Most pharmacists are already providing the services but the doctors unions of Athens and Piraeus said making it legal could see pharmacy powers expanded to provide more basic healthcare services to deal with a shortage of doctors around the country, said Kathimerini.
The doctors unions said allowing pharmacists to give the vaccinations could put the public’s health at risk without explaining why it already hasn’t since the practice has long been ongoing.
“The task of taking a patient’s medical history and assessing whether they should or can be subjected to any medical procedure, such as vaccination, and treating any possible side-effects in the event of a reaction, lies with doctors alone,” the Medical Association of Athens (ISA) said.

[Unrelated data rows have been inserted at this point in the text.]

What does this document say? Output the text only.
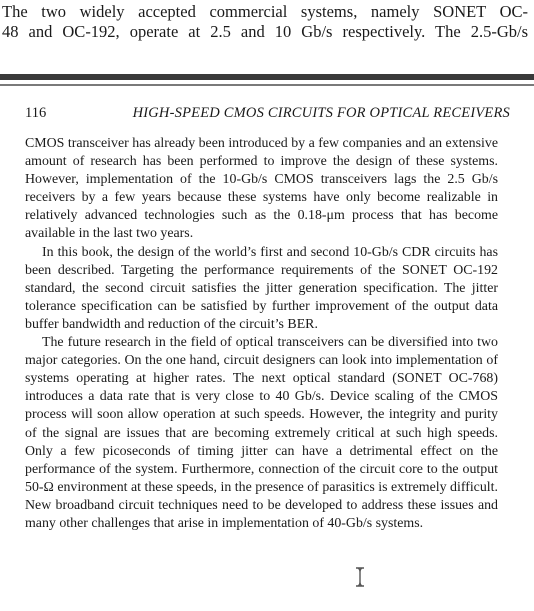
The two widely accepted commercial systems, namely SONET OC-
48 and OC-192, operate at 2.5 and 10 Gb/s respectively. The 2.5-Gb/s
116	HIGH-SPEED CMOS CIRCUITS FOR OPTICAL RECEIVERS

CMOS transceiver has already been introduced by a few companies and an extensive amount of research has been performed to improve the design of these systems. However, implementation of the 10-Gb/s CMOS transceivers lags the 2.5 Gb/s receivers by a few years because these systems have only become realizable in relatively advanced technologies such as the 0.18-μm process that has become available in the last two years.

In this book, the design of the world’s first and second 10-Gb/s CDR circuits has been described. Targeting the performance requirements of the SONET OC-192 standard, the second circuit satisfies the jitter generation specification. The jitter tolerance specification can be satisfied by further improvement of the output data buffer bandwidth and reduction of the circuit’s BER.

The future research in the field of optical transceivers can be diversified into two major categories. On the one hand, circuit designers can look into implementation of systems operating at higher rates. The next optical standard (SONET OC-768) introduces a data rate that is very close to 40 Gb/s. Device scaling of the CMOS process will soon allow operation at such speeds. However, the integrity and purity of the signal are issues that are becoming extremely critical at such high speeds. Only a few picoseconds of timing jitter can have a detrimental effect on the performance of the system. Furthermore, connection of the circuit core to the output 50-Ω environment at these speeds, in the presence of parasitics is extremely difficult. New broadband circuit techniques need to be developed to address these issues and many other challenges that arise in implementation of 40-Gb/s systems.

“Any medical act carried out by non-doctors in a non-medical environment is an encroachment on the medical profession,” the ISA added although with dozens having died from the flu this season people were urged to get shots.
The Health Ministry has also introduced mobile preventive care units that will be dispatched to parts of Greece where there are few or no doctors with thousands of physicians having fled the country during a nearly nine-year-long economic crisis.
The initial plan is for 90 such units to be put together in a team including a dentist, a nurse, a health visitor, a midwife, a lab technician and a physical therapist, who will supplement the work done by agricultural medical units and local health clinics.
The staff for these units, which includes drivers and administrators, will be hired via the ASEP state hiring mechanism, the report said.